In a profiles project, models are usually explicitly declared at models/inputs.yaml or models/profiles.yaml. While inputs.yaml declares input models, the profiles.yaml lists user-specified models for things like feature table creation and ML predictive analysis. However, there are other models that are not explicitly listed by the user but are implicitly deduced by Profiles.

For entities linked with multiple ID types, Profiles automatically deduces a default ID stitcher. It is used to stitch entity IDs, unless overridden in entity declaration in pb_project.yaml.
For entities linked with a single ID type, Profiles automatically deduces a default ID collator model. It is used as an authoritative list of entity IDs, unless overridden in entity declaration in pb_project.yaml.
When one declares one or more entity vars for a certain entity, Profiles automatically deduces the creation of an entity var table.
When one declares one or more input vars on a certain input, Profiles automatically deduces the creation of an input var table.

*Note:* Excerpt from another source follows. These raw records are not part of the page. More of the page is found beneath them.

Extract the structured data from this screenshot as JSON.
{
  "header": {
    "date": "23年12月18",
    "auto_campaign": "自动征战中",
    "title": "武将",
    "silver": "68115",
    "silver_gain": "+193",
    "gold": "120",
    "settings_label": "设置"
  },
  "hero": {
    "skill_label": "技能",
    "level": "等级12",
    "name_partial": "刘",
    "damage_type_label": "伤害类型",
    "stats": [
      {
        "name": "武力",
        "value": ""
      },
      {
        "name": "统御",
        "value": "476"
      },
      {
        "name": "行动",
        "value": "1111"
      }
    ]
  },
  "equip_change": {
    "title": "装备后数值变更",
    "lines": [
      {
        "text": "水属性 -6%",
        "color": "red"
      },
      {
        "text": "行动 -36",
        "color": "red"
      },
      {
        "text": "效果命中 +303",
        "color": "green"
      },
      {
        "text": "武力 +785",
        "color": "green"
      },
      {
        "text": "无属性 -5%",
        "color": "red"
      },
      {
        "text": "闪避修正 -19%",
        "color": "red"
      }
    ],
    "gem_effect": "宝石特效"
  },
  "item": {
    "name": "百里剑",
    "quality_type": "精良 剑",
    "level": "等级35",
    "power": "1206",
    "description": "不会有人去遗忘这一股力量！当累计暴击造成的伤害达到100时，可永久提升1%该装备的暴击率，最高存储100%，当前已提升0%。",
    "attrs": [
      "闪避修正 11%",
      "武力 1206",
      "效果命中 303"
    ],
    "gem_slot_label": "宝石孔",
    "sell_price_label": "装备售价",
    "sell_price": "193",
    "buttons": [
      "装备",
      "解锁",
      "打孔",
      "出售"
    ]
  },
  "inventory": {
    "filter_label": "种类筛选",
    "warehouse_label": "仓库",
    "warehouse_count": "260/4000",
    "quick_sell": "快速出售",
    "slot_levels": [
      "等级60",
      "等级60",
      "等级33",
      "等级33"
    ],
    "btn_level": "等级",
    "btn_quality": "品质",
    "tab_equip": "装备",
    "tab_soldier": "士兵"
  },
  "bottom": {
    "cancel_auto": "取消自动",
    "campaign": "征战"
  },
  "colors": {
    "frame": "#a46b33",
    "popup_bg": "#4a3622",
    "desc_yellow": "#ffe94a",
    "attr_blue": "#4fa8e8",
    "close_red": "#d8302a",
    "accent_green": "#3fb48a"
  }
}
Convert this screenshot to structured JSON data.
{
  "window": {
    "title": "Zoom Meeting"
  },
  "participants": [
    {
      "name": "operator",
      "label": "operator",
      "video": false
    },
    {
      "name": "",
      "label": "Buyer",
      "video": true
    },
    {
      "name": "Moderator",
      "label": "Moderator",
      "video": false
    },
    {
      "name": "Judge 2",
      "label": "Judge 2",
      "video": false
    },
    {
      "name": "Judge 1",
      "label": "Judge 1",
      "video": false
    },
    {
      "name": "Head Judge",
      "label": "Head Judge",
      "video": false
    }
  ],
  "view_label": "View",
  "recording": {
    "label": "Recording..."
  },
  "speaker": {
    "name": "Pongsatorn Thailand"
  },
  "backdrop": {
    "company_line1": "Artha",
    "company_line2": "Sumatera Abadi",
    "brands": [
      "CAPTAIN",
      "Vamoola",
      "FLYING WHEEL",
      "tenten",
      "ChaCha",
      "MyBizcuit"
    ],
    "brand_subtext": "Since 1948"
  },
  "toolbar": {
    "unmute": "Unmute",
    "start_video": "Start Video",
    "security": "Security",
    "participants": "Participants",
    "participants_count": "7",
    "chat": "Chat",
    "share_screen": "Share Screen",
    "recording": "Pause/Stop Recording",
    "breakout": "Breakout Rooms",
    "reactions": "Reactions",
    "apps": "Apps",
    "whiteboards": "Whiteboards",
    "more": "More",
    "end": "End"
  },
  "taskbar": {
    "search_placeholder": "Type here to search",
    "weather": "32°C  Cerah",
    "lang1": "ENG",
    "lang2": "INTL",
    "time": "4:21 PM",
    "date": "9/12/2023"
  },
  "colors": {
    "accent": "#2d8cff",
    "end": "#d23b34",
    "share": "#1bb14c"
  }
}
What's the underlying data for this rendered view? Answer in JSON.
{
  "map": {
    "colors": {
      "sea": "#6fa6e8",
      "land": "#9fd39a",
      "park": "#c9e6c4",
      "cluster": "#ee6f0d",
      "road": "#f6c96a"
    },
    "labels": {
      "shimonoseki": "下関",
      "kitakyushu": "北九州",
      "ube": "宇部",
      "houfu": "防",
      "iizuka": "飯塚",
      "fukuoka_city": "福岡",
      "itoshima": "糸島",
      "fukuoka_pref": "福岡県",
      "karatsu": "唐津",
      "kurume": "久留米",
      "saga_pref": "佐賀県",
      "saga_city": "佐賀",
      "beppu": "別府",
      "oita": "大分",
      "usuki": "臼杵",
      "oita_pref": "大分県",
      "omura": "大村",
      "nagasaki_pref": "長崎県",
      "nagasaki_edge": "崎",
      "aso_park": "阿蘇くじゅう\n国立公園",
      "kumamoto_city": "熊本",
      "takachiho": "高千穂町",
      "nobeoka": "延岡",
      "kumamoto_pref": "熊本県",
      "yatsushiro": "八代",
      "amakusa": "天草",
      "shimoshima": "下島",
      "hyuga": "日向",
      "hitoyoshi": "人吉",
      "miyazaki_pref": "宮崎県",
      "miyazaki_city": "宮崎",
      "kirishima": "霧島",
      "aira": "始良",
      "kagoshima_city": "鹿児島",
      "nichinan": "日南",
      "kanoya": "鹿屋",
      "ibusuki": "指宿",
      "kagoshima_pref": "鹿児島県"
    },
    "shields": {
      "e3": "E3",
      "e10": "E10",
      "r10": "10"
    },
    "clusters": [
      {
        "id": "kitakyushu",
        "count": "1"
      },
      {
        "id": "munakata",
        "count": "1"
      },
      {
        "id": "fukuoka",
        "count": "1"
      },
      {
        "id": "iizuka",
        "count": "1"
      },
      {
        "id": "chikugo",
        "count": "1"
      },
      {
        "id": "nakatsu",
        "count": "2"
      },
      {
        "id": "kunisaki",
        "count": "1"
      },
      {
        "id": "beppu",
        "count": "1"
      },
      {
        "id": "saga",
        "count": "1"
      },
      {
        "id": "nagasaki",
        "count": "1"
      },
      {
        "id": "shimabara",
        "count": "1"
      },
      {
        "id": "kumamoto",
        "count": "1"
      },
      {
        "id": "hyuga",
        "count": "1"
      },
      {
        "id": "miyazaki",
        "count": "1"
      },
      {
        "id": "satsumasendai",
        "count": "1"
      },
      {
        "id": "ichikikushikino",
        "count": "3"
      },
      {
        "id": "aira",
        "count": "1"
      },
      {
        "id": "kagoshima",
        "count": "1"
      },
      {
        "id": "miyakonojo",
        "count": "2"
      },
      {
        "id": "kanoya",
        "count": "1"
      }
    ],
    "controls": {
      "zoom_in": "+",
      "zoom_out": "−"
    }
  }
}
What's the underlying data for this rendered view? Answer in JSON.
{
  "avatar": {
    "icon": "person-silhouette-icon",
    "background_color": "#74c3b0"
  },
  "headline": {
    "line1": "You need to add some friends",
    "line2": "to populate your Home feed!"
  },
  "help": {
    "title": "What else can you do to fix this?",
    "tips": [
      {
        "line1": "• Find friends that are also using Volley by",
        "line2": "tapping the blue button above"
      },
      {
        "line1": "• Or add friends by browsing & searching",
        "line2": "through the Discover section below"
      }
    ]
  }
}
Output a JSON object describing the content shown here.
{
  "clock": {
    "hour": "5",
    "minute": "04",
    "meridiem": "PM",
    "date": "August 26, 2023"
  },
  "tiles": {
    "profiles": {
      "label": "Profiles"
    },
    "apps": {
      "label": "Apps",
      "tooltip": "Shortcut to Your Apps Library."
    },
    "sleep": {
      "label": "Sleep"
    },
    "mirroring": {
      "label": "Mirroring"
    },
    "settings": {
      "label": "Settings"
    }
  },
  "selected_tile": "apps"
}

This distinction between explicit declaration and implicit deduction offers another helpful way to classify models in RudderStack Profiles.

By providing a versatile framework for creating data warehousing artifacts, models in Profiles empower data teams to easily build and maintain an elegant customer 360. With the heavy technical lifting handled by Profiles, you can focus on delivering insights rather than managing infrastructure.

Published:

June 13, 2023